🤖 AI Summary
Existing fuzzing tools for AI systems exhibit poor generalizability and high rates of invalid inputs when generating test cases for highly structured 3D data (e.g., meshes, point clouds).
Method: We propose the first graph-based unified test input generation framework: (1) mapping diverse structured inputs to constraint graphs; (2) designing a neighborhood-similarity-guided graph mutation strategy; and (3) introducing a constraint-driven graph refinement mechanism to jointly enforce structural validity and semantic preservation. The framework supports cross-modal structural modeling, joint structure–semantics verification, and prediction consistency analysis.

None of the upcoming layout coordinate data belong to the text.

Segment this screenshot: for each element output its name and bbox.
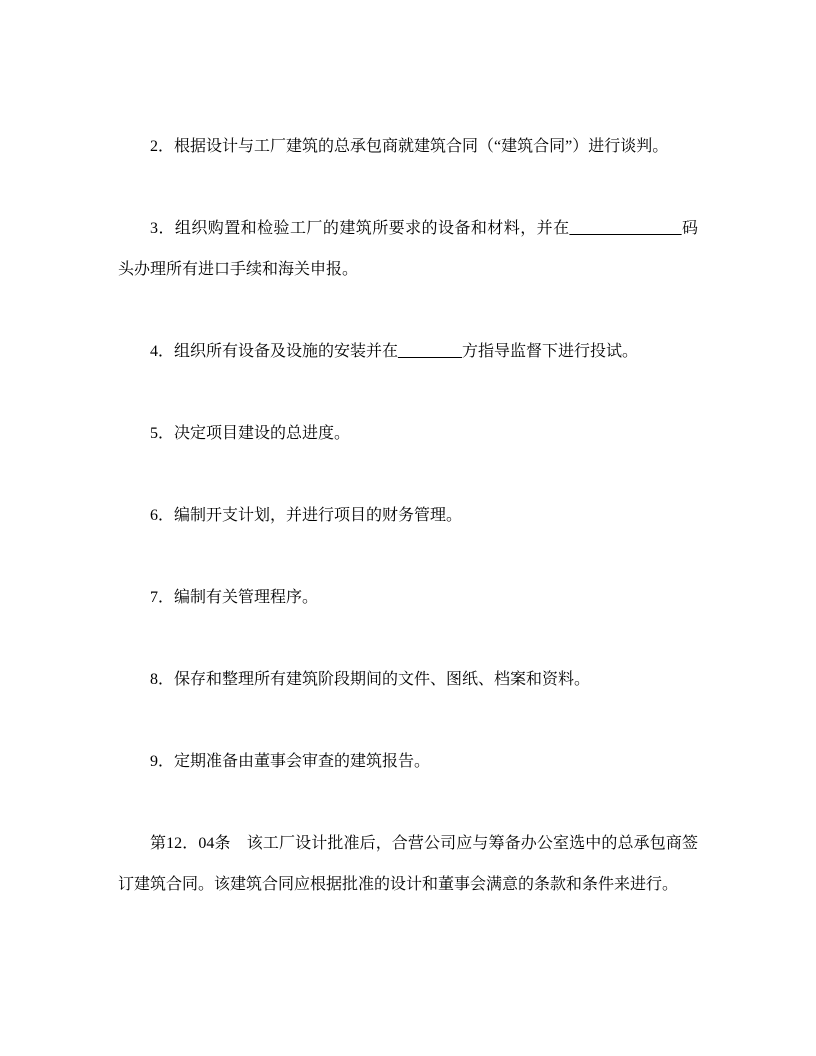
list-item-6: 6．编制开支计划，并进行项目的财务管理。 [118, 495, 698, 536]
list-item-2: 2．根据设计与工厂建筑的总承包商就建筑合同（“建筑合同”）进行谈判。 [118, 126, 698, 167]
list-item-4-text-after: 方指导监督下进行投试。 [462, 343, 638, 360]
list-item-8: 8．保存和整理所有建筑阶段期间的文件、图纸、档案和资料。 [118, 659, 698, 700]
list-item-3-text-before: 3．组织购置和检验工厂的建筑所要求的设备和材料，并在 [150, 220, 570, 237]
clause-12-04-text: 第12．04条 该工厂设计批准后，合营公司应与筹备办公室选中的总承包商签订建筑合… [118, 835, 698, 893]
list-item-9: 9．定期准备由董事会审查的建筑报告。 [118, 741, 698, 782]
list-item-9-text: 9．定期准备由董事会审查的建筑报告。 [150, 753, 430, 770]
list-item-7-text: 7．编制有关管理程序。 [150, 589, 318, 606]
list-item-2-text: 2．根据设计与工厂建筑的总承包商就建筑合同（“建筑合同”）进行谈判。 [150, 138, 668, 155]
list-item-5: 5．决定项目建设的总进度。 [118, 413, 698, 454]
list-item-7: 7．编制有关管理程序。 [118, 577, 698, 618]
list-item-5-text: 5．决定项目建设的总进度。 [150, 425, 350, 442]
list-item-6-text: 6．编制开支计划，并进行项目的财务管理。 [150, 507, 462, 524]
clause-12-04: 第12．04条 该工厂设计批准后，合营公司应与筹备办公室选中的总承包商签订建筑合… [118, 823, 698, 905]
list-item-3: 3．组织购置和检验工厂的建筑所要求的设备和材料，并在______________… [118, 208, 698, 290]
list-item-8-text: 8．保存和整理所有建筑阶段期间的文件、图纸、档案和资料。 [150, 671, 590, 688]
fill-in-blank-dock: ______________ [570, 220, 682, 237]
fill-in-blank-party: ________ [398, 343, 462, 360]
list-item-4: 4．组织所有设备及设施的安装并在________方指导监督下进行投试。 [118, 331, 698, 372]
list-item-4-text-before: 4．组织所有设备及设施的安装并在 [150, 343, 398, 360]
document-page: 2．根据设计与工厂建筑的总承包商就建筑合同（“建筑合同”）进行谈判。 3．组织购… [0, 0, 816, 1056]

Results: Evaluated on eight real-world AI systems, our approach achieves up to 2.8× higher structural validity, improves semantic retention by 41.3%, reduces invalid input discard rate by 67.5%, and maintains tractable generation overhead—outperforming baselines including AFL and MeshAttack.
📝 Abstract
[Context] Modern AI applications increasingly process highly structured data, such as 3D meshes and point clouds, where test input generation must preserve both structural and semantic validity. However, existing fuzzing tools and input generators are typically handcrafted for specific input types and often generate invalid inputs that are subsequently discarded, leading to inefficiency and poor generalizability. [Objective] This study investigates whether test inputs for structured domains can be unified through a graph-based representation, enabling general, reusable mutation strategies while enforcing structural constraints. We will evaluate the effectiveness of this approach in enhancing input validity and semantic preservation across eight AI systems. [Method] We develop and evaluate GRAphRef, a graph-based test input generation framework that supports constraint-based mutation and refinement. GRAphRef maps structured inputs to graphs, applies neighbor-similarity-guided mutations, and uses a constraint-refinement phase to repair invalid inputs. We will conduct a confirmatory study across eight real-world mesh-processing AI systems, comparing GRAphRef with AFL, MeshAttack, Saffron, and two ablated variants. Evaluation metrics include structural validity, semantic preservation (via prediction consistency), and performance overhead. Experimental data is derived from ShapeNetCore mesh seeds and model outputs from systems like MeshCNN and HodgeNet. Statistical analysis and component latency breakdowns will be used to assess each hypothesis.